China and Australia began their trading partnership forty years ago, and currently China is Australia’s largest two-way trading partner, with total trade increasing by thirty percent in the last financial year. The new agreement is expected to bring trade growth to new heights, as there are now more open policies regarding exports and cross-border acquisitions. Later last week, after the signing the agreement, the largest Chinese dairy company, New Hope, established an investment fund of $500 million in Australia. "You will see more announcements come [in dairy]. There is a ramp-up of inquiry [from China]," said Barry Irvin, the chairman of ASX-listed Bega Cheese. Chinese demand is going to keep increasing in the next decade, as China is executing an economic reform to change to a consumption-oriented economy and as the middle classes continues to grow. Australia could tap into such increasing demands and sell its products and services, which will boost export growth for Australia and help it recover from the 2008 global financial crisis.
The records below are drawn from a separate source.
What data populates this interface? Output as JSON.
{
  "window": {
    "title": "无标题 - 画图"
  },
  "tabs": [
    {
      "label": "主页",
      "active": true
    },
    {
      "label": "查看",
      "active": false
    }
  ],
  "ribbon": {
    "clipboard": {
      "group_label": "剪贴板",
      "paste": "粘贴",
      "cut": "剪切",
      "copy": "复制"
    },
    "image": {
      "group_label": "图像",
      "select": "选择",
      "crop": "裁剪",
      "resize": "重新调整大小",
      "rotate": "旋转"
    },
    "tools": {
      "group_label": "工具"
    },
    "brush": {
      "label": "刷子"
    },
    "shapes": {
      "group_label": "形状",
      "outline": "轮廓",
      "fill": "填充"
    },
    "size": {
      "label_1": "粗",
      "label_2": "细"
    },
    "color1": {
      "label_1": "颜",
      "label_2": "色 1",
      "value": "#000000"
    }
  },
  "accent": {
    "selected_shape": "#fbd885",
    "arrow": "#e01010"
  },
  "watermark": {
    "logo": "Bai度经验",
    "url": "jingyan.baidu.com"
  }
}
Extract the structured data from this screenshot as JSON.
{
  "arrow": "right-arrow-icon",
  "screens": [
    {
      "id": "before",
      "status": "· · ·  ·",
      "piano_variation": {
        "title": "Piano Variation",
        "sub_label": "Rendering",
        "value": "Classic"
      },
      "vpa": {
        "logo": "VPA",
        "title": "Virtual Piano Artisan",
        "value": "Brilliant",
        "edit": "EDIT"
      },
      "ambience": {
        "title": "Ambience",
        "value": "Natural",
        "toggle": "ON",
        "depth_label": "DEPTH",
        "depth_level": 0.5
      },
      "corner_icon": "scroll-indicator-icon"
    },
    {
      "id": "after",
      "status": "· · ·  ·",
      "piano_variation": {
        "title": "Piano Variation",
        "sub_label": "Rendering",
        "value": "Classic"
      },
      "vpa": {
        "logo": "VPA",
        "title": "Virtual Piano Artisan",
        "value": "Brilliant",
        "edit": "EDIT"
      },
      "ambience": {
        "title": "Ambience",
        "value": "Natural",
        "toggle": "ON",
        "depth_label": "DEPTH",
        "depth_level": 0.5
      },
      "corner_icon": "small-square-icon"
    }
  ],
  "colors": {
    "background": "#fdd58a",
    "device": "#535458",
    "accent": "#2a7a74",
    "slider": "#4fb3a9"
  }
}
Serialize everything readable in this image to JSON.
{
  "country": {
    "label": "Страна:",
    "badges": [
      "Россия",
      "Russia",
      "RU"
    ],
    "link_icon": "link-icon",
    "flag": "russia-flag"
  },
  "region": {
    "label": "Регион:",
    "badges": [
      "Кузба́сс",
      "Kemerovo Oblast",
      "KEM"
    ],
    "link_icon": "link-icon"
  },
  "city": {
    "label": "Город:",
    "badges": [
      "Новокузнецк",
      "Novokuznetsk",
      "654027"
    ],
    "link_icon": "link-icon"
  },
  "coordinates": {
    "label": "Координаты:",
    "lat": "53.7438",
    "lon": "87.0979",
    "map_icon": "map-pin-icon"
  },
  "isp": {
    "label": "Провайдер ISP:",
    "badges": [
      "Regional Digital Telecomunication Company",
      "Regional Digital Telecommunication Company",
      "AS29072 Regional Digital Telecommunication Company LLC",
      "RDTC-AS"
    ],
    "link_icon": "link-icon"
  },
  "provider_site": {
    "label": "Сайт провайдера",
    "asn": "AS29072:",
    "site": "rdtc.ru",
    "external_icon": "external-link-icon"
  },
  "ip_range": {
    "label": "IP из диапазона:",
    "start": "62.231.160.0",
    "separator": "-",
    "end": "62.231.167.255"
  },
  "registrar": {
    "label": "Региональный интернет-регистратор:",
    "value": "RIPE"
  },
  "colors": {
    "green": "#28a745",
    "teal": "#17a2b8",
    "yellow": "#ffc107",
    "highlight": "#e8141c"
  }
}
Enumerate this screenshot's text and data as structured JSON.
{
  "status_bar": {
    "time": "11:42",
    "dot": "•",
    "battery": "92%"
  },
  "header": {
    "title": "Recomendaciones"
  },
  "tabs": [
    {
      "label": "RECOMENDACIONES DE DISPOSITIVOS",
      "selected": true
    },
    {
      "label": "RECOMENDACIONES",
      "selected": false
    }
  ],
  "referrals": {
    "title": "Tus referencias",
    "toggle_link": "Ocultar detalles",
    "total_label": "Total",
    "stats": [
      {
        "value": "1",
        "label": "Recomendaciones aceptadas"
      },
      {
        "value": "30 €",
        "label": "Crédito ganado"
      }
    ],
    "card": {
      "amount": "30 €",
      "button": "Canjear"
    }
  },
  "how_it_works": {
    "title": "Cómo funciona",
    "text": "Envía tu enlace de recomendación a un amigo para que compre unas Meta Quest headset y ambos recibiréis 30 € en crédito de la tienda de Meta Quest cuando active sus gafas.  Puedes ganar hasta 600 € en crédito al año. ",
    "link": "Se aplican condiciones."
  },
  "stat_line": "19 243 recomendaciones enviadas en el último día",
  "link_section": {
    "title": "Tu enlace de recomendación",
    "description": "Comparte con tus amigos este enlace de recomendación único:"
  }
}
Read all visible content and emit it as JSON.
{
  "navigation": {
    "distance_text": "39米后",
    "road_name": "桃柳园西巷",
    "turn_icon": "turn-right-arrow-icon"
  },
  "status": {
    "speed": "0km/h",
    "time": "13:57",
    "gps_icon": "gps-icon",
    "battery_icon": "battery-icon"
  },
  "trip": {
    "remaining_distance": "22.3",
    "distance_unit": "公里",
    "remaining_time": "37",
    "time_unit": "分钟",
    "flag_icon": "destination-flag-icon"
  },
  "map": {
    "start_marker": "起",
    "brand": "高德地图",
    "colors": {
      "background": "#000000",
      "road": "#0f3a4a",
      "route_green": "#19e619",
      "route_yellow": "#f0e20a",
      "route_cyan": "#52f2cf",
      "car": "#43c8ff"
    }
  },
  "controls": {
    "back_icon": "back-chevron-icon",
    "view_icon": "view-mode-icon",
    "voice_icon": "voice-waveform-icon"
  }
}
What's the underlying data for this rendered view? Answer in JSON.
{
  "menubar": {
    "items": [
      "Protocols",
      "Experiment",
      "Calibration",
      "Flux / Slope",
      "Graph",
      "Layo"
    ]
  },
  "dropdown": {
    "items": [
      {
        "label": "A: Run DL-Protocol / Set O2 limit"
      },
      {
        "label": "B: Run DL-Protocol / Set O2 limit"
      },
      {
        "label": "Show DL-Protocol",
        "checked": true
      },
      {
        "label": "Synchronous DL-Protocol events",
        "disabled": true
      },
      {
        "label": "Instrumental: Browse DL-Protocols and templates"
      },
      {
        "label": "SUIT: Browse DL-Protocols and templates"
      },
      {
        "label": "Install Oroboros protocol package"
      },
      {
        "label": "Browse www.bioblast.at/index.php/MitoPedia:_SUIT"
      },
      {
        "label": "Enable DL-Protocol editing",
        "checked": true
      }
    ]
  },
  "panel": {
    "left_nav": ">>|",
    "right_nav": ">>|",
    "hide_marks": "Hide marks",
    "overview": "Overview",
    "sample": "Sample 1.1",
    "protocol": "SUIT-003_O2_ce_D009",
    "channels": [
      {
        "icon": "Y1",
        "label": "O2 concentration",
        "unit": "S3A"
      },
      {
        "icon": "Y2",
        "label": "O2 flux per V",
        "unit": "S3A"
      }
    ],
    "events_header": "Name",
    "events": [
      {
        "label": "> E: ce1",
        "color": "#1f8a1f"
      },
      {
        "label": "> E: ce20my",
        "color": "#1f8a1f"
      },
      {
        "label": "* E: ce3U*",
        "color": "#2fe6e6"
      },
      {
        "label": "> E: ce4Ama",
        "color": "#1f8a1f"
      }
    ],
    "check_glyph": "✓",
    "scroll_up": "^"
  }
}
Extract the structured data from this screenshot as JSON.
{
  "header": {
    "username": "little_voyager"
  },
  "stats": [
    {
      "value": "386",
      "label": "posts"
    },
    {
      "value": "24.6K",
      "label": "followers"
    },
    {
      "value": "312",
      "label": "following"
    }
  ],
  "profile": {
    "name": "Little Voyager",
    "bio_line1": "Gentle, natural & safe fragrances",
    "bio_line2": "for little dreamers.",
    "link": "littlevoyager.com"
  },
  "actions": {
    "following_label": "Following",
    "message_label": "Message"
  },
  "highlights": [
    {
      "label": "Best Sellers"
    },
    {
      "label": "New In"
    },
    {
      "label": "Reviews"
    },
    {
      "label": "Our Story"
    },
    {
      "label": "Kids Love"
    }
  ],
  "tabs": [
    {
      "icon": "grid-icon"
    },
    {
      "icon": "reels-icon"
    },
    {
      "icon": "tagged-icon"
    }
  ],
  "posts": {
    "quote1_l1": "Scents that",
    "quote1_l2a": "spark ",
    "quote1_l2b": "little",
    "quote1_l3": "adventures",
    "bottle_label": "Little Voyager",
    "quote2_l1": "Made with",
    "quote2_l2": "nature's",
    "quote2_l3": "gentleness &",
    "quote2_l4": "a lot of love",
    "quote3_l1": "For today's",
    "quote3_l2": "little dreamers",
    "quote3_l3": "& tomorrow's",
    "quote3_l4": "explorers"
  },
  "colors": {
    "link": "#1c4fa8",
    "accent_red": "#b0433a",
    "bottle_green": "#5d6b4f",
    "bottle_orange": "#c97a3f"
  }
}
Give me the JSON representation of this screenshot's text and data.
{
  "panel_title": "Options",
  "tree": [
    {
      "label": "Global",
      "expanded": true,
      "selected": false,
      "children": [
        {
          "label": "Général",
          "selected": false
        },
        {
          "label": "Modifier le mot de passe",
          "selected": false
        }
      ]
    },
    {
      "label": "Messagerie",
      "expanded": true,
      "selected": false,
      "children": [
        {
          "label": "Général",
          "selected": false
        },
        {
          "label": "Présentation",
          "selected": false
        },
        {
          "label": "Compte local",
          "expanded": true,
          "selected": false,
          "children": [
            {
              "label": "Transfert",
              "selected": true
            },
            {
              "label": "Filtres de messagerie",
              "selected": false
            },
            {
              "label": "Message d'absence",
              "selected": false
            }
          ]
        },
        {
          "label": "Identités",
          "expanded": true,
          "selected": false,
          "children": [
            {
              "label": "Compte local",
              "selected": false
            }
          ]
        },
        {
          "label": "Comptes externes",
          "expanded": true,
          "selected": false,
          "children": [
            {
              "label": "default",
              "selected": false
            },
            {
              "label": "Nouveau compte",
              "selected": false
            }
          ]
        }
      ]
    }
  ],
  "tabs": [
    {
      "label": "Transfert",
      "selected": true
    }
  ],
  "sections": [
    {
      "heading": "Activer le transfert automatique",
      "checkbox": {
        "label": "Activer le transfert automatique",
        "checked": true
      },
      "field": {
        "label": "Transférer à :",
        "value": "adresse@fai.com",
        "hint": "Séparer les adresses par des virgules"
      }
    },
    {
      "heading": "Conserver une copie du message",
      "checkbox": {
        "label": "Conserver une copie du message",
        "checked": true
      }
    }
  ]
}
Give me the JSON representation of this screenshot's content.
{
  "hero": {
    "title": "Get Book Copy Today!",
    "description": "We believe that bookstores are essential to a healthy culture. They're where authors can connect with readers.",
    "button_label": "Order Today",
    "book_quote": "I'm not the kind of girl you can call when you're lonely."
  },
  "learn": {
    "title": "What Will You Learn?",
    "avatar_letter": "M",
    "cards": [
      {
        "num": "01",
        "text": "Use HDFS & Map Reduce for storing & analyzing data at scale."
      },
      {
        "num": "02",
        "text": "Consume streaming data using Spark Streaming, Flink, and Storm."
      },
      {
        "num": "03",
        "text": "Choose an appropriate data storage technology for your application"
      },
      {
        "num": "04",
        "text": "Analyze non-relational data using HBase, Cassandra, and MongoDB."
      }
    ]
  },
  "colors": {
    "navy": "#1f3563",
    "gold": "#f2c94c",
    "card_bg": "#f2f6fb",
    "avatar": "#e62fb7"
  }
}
The deal is urging Canada, the main competitor of Australia in agricultural food and natural resources, to initiate a trade talk with China, as Canada is losing its ground in exporting goods and services to the world's second-largest economy. China erased the 3% tariff on metallurgical coal from Australia in the deal, which increases the price competitiveness of Australian coal in China as opposed to Canadian coal.
Many experts consider the free trade deal a one-sided gain for Australia, but China certainly benefits in the long run, as the agreement aids China's vision of assuming a larger role in regional trade agreements.